Before you upload your Tar archive to a S3 storage, you need to create a table of its content with start points and length of the files:

tar -tvf AA.tar -R > toctemp.txt

Next, you need a little awk script which calculates the length of the files and print the result together with the starting point. Save the folowing code as “calculateFiles.sh”:

awk '
BEGIN{
  getline;
  f=$8;
  s=$5;
}
{
  offset = int($2) * 512 - and((s+511), -512)
  print offset,s,f;
  f=$8;
  s=$5;
}'

Now, pipe the content of the previous file you created into that script and save the result as “toc.txt”:

cat toctemp.txt | /root/calculateFiles.sh > toc.txt

The toc.txt contains now lines like this:

316492288 3501474 AA/wiki_85

The first number indicates the starting byte of the file, the second one its length and the third column contains the filename.

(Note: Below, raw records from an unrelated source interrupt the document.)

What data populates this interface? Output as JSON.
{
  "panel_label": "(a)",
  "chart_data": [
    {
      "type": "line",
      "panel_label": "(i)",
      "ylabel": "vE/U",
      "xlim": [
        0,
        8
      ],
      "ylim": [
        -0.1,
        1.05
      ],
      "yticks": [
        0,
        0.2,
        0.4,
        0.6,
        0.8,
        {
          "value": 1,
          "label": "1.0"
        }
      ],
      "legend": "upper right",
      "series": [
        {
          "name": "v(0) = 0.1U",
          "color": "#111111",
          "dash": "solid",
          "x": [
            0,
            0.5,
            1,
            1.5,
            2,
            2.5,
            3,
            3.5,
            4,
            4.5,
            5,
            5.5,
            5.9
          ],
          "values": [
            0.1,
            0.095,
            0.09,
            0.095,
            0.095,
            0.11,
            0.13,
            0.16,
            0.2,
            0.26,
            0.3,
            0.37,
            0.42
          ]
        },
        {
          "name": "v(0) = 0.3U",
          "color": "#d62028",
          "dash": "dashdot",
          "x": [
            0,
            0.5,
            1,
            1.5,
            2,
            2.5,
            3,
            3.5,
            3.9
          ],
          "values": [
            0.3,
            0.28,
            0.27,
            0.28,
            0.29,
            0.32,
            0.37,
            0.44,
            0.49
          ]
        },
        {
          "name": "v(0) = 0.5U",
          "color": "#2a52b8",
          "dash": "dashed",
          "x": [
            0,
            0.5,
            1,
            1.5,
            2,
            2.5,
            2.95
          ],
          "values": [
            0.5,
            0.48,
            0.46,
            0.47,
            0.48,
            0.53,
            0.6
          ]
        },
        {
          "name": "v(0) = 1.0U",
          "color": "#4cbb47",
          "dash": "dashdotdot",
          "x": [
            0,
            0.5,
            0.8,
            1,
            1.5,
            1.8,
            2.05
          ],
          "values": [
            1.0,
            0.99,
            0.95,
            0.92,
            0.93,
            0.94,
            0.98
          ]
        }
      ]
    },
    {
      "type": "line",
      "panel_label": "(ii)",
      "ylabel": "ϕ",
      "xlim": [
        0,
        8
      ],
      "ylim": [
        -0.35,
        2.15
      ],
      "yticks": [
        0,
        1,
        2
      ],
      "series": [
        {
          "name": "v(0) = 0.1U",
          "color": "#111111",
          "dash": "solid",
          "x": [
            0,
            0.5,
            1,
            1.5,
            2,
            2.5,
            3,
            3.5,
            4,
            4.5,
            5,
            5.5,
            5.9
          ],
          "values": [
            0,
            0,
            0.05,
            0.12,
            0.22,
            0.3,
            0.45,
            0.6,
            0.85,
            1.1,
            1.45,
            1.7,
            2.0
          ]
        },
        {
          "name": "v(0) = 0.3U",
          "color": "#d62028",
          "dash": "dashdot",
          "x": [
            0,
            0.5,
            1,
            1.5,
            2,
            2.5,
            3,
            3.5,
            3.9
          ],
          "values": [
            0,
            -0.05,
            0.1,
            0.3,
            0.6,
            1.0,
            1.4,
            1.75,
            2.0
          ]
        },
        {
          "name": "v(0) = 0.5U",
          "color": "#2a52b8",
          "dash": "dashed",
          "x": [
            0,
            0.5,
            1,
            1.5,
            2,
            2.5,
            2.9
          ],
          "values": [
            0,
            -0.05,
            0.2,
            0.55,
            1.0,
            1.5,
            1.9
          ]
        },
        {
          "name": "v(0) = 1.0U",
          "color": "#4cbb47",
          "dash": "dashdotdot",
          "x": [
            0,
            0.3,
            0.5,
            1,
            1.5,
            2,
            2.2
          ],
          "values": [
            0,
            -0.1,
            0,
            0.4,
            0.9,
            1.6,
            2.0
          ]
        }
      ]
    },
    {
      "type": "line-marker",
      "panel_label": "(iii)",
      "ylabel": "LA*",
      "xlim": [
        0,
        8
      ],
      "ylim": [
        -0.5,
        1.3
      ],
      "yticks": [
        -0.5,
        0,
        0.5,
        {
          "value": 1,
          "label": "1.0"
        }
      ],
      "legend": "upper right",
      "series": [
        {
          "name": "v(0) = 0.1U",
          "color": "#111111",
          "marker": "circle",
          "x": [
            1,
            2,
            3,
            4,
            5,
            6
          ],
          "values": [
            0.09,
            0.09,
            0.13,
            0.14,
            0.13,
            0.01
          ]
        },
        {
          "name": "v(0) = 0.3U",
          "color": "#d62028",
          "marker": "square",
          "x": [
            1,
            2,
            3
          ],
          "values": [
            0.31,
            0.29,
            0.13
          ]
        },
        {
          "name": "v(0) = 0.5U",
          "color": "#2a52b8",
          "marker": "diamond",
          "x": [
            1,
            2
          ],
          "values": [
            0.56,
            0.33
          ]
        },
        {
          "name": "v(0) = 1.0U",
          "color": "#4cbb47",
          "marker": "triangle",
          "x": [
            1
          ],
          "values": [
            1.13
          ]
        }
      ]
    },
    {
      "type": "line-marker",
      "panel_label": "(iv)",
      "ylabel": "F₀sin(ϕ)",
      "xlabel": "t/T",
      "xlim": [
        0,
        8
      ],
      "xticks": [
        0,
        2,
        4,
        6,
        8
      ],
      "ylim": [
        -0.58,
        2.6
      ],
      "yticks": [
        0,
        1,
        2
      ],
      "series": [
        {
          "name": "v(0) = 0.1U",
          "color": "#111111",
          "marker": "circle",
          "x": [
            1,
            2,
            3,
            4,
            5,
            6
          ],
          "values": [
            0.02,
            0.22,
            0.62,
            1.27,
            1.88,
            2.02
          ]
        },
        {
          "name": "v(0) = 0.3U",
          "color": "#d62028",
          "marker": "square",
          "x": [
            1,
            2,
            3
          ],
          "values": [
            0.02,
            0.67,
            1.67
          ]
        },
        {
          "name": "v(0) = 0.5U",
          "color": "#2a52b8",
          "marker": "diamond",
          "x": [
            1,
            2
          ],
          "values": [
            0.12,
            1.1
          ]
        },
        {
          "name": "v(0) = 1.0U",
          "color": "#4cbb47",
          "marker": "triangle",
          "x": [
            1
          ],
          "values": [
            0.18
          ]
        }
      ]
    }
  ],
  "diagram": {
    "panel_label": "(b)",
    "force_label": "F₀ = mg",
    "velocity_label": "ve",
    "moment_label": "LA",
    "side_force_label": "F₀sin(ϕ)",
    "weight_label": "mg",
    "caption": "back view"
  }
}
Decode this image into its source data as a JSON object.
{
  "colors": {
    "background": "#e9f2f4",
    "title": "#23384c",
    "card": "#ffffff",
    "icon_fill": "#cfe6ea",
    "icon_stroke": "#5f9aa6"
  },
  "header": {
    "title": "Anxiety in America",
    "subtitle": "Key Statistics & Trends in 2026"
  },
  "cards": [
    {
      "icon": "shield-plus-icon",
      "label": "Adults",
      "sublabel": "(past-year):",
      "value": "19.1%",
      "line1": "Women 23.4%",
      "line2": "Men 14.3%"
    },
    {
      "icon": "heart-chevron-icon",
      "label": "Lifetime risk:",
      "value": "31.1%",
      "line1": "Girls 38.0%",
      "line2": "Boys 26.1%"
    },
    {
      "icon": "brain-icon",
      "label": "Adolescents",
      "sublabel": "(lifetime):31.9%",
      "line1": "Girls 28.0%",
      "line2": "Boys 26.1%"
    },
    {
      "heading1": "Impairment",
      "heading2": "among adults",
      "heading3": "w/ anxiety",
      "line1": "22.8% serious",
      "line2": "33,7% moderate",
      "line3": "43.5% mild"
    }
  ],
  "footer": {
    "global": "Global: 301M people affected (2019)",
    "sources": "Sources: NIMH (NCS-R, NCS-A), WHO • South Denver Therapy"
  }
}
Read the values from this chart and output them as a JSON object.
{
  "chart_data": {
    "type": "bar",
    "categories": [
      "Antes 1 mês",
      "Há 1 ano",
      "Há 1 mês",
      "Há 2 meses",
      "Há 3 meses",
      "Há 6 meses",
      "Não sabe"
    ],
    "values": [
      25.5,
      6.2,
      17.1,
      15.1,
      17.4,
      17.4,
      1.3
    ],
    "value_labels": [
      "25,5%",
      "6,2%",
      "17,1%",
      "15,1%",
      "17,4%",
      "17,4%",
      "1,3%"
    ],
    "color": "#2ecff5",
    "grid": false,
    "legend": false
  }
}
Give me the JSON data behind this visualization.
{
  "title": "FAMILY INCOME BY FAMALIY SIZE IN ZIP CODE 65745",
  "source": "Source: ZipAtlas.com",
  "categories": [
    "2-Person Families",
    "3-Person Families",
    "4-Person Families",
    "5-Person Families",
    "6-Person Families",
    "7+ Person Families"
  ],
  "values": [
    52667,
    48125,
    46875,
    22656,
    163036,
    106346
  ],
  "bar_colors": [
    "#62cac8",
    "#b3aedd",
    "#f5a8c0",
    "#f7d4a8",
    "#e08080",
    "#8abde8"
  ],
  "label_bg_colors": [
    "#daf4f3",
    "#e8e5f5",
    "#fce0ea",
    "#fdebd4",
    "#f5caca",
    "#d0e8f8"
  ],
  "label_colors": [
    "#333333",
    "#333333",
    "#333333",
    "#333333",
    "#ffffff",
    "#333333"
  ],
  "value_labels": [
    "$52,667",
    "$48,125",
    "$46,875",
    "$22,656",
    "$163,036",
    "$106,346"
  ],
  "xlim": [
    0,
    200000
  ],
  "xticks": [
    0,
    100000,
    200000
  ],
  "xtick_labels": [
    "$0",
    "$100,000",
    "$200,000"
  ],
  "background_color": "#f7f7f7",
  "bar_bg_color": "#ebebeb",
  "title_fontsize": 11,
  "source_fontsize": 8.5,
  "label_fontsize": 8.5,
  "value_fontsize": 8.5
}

Once you have uploaded the Tar archive to an S3 storage, you can now download an individual file with the following script. Don’t forget to adjust the S3 configuration, name of the Tar archive and the start position and length of the file you want to retrieve:

import boto3
import botocore
import s3credentials
import sys

# Initialize a S3 client:
session = boto3.session.Session()
s3_client = session.client(
    service_name='s3',
    aws_access_key_id=s3credentials.rdo["key"],
    aws_secret_access_key=s3credentials.rdo["secret"],
    endpoint_url=s3credentials.rdo["url"],
    config=botocore.client.Config(signature_version='s3'),
)

# Start position and length of the file we want to get from the Tar archive:
startPos = 316492288
length = 3501474

stopPos = startPos + length

# Lets get the file and print it:
resp = s3_client.get_object(Bucket='parttest', Key='AA.tar', Range='bytes={}-{}'.format(startPos, stopPos))
text=resp['Body'].read().decode("utf-8")

print(text, end='')